In all diesen Situationen – und das waren nur einige, wenige Beispiele aus dem breiten Spektrum – ist den Mitarbeitern wichtig, ehrlich zu sein. „Wir wollen nicht mit irgendeinem Trost kommen, wollen nichts schönreden. Stattdessen gemeinsam überlegen, wie es weitergehen kann.“ Eine Krise empfinde jeder ganz unterschiedlich: „Es gibt nicht die eine Krise und das eine Patentrezept dagegen.“

Ein Prinzip der Krisenhilfe sei, dass jeder alles sagen dürfe, betont Petra Karallus.

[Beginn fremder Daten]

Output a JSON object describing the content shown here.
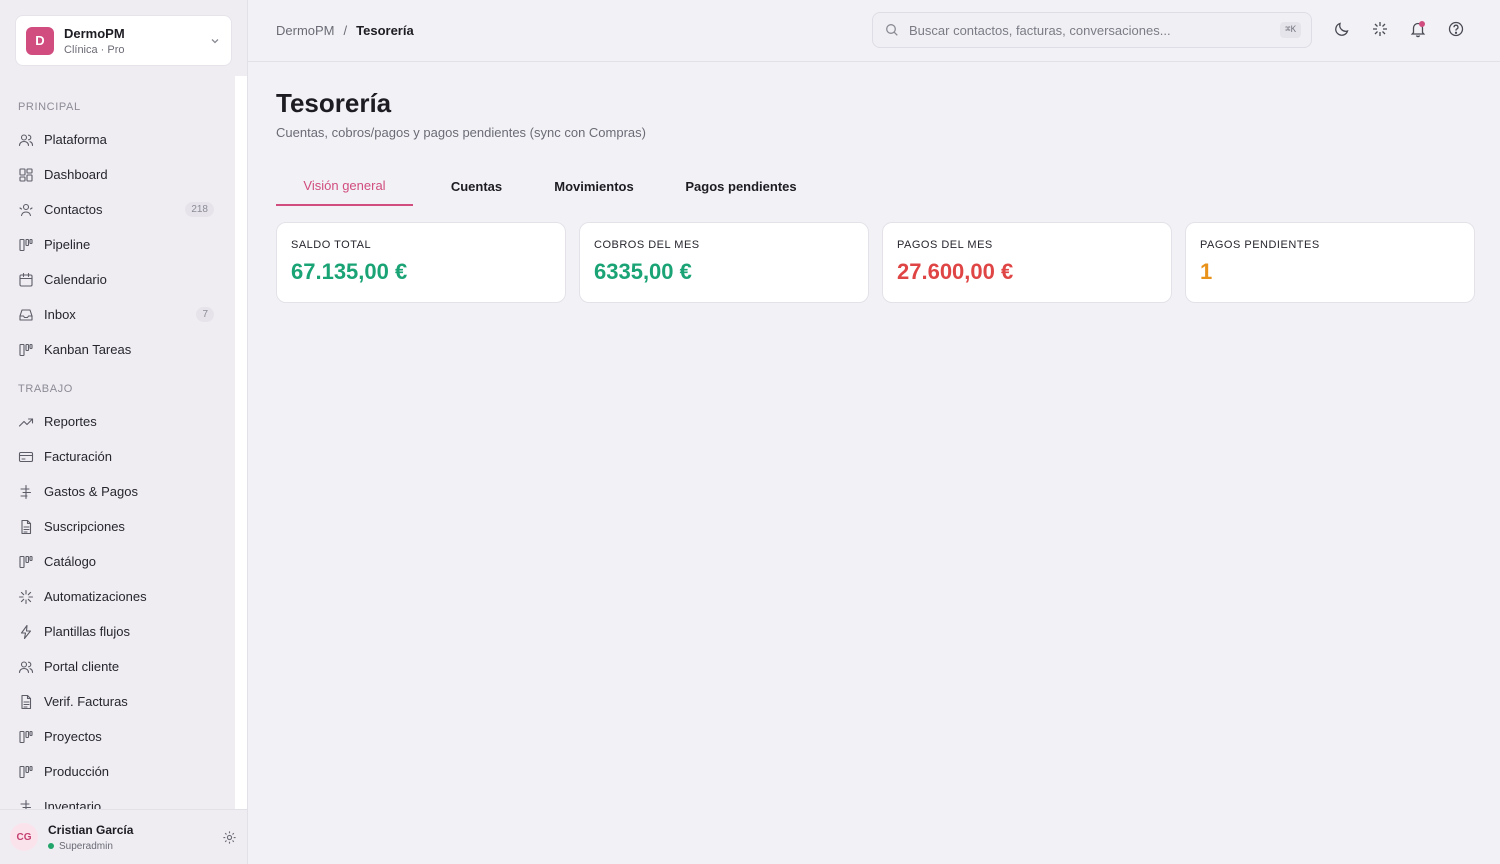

So die ältere Dame, die um ihren Mann trauert. Nach 50 überaus glücklichen Ehejahren. „Ihre Kinder wollte sie nicht belasten, aber die tiefe Traurigkeit bedrückte sie selbst immer mehr. In unseren Treffen musste sie sich nicht verstellen, hier konnte sie sagen, ich möchte gar nicht mehr leben. Es gibt mir nichts mehr.“ Sie war gekommen in der Hoffnung, „jemand hält dieses Gefühl mit mir zusammen aus“. Es habe ihr geholfen, ihr Leben doch noch einmal neu anzunehmen.